Y’all Come to Supper!

Hank’s
9-1/2 Church Street
416-504-9463

A few weeks ago, when I interviewed Scott and Rachelle Vivian about their take-over of the Wine Bar and Hank’s, the duo let me know about their plans to open Hank’s at night with a menu of southern favourites that Vivian had learned to cook growing up in Atlanta. Hank’s at Night was unveiled and opened to the public this past week, and the menu is indeed a collection of homey and stick-to-your-ribs southern comfort food.

Sourcing all beer, wine and the majority of ingredients from local growers or producers (there’s a chocolate dessert, but no stewed greens until they come back in season locally), the pair are offering up a pretty decent assortment of southern dishes, done really well.

Here’s a few of the things on the menu…

Appetizers range from $7 for the soup of the day to $14 for the pork hock terrine. There’s also a roasted beet salad, black bean chili and this flavourful dish, pictured above, which is smoked lake trout atop sweet potato hash and topped with a poached egg.

As is typical in the south, mains are huge and hearty. These baby back ribs are more than enough for two people, as is the lamb shank below. There’s also a beef brisket that comes in a huge square topped with horseradish creme fraiche (we thought this was cake when it arrived!), the crispy fried chicken with smoky maple syrup pictured at the top, as well as pickerel and perch from Lake Erie.

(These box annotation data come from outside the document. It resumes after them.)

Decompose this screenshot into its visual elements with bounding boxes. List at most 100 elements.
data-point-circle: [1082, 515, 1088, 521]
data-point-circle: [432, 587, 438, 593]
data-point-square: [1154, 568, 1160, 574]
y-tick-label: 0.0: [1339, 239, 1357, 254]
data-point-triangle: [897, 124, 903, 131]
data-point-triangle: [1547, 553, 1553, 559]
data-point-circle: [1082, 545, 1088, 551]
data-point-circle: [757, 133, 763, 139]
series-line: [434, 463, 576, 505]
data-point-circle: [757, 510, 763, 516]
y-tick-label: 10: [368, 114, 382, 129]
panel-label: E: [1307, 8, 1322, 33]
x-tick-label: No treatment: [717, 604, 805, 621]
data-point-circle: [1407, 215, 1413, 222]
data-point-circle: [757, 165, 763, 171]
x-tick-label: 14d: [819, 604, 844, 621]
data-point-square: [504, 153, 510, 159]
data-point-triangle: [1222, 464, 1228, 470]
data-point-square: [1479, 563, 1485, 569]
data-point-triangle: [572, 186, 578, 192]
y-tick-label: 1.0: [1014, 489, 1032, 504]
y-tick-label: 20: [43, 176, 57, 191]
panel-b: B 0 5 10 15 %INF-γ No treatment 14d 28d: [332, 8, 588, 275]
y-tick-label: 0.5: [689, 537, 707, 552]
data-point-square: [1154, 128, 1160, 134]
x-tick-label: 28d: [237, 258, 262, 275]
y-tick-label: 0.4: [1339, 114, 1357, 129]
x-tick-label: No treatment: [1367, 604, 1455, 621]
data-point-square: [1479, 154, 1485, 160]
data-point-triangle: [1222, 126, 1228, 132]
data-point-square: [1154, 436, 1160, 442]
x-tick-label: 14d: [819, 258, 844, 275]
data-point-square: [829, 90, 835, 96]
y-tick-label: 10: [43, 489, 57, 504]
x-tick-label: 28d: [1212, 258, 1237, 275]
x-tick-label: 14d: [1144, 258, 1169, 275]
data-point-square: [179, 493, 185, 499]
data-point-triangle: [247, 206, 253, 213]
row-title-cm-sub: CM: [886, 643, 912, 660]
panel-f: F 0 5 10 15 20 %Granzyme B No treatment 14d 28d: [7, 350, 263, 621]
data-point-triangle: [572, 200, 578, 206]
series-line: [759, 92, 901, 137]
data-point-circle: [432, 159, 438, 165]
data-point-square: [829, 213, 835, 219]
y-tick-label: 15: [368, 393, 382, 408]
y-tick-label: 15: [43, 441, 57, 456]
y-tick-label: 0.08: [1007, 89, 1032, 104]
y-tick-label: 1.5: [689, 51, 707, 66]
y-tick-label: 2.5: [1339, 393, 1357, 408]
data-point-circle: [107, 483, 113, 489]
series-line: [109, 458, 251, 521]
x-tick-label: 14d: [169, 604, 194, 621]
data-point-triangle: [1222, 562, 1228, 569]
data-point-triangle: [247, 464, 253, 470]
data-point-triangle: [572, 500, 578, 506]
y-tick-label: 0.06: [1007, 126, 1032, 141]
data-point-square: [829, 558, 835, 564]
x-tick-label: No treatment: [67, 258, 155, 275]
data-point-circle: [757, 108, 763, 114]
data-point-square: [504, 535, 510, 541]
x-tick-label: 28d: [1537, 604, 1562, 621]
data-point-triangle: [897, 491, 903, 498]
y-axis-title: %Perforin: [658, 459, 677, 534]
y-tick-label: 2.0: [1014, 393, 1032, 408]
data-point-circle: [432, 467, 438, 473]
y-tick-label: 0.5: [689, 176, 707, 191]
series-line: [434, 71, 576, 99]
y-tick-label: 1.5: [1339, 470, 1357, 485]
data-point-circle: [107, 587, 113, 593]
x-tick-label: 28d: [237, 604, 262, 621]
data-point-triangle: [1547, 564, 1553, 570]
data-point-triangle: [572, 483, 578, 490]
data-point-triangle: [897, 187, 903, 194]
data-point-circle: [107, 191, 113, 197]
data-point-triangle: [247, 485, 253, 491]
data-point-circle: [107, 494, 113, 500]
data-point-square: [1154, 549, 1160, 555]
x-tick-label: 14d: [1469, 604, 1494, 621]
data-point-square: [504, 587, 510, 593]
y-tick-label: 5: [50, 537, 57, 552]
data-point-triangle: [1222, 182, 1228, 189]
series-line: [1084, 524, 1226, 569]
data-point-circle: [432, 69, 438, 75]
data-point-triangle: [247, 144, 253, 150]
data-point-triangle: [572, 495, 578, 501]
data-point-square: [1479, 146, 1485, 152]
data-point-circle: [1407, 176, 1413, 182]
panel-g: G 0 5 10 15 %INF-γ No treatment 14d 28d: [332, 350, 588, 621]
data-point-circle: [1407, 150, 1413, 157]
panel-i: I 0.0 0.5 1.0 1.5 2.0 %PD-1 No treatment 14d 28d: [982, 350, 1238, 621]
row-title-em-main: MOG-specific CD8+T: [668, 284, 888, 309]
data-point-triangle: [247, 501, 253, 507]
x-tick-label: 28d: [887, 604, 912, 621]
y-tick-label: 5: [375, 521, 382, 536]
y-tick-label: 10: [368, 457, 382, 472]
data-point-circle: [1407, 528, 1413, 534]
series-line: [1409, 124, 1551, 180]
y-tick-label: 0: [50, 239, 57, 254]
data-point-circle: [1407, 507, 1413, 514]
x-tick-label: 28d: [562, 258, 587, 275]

And vegetarians, don’t feel left out, there’s a vegetable pot pie for y’all. Prices range from $12 for the veggie pot pie to $28 for the ribs, but, as we mentioned – they’re more than enough for two.

Where everyone at our table felt that Hank’s really stood out was in the side dishes. All the meats are a la carte, so it is recommended that guests order a protein and one or two sides ($6 – $8 each) to go with it.

Sides includes traditional buttermilk mashed potatoes and organic fries, as well as molasses-y baked beans with pork, and silky smooth grits with smoked bacon and cheddar that delighted everyone, including the diners who had never tried grits before.

You can’t have southern food without mac and cheese, and this version (topping change daily) included sausage.

The dirty rice also impressed, with chunks of sausage and the surprise of chicken livers. Hank’s also offers sides of roast vegetables and roasted northern woods mushrooms.

We especially loved the light and fluffy cornbread, and the biscuits slathered in white gravy might have been my favourite, although they got devoured before I could get a picture.

Although we had to leave before dessert, the selections included Mississippi mud pie, fried apple pies, red velvet cake and buttermilk cake. Like the rest of the menu, desserts will change from day to day as items become seasonal.

Toronto has few good southern restaurant options, so with grub like this, Hank’s is sure to make for some full and happy bellies.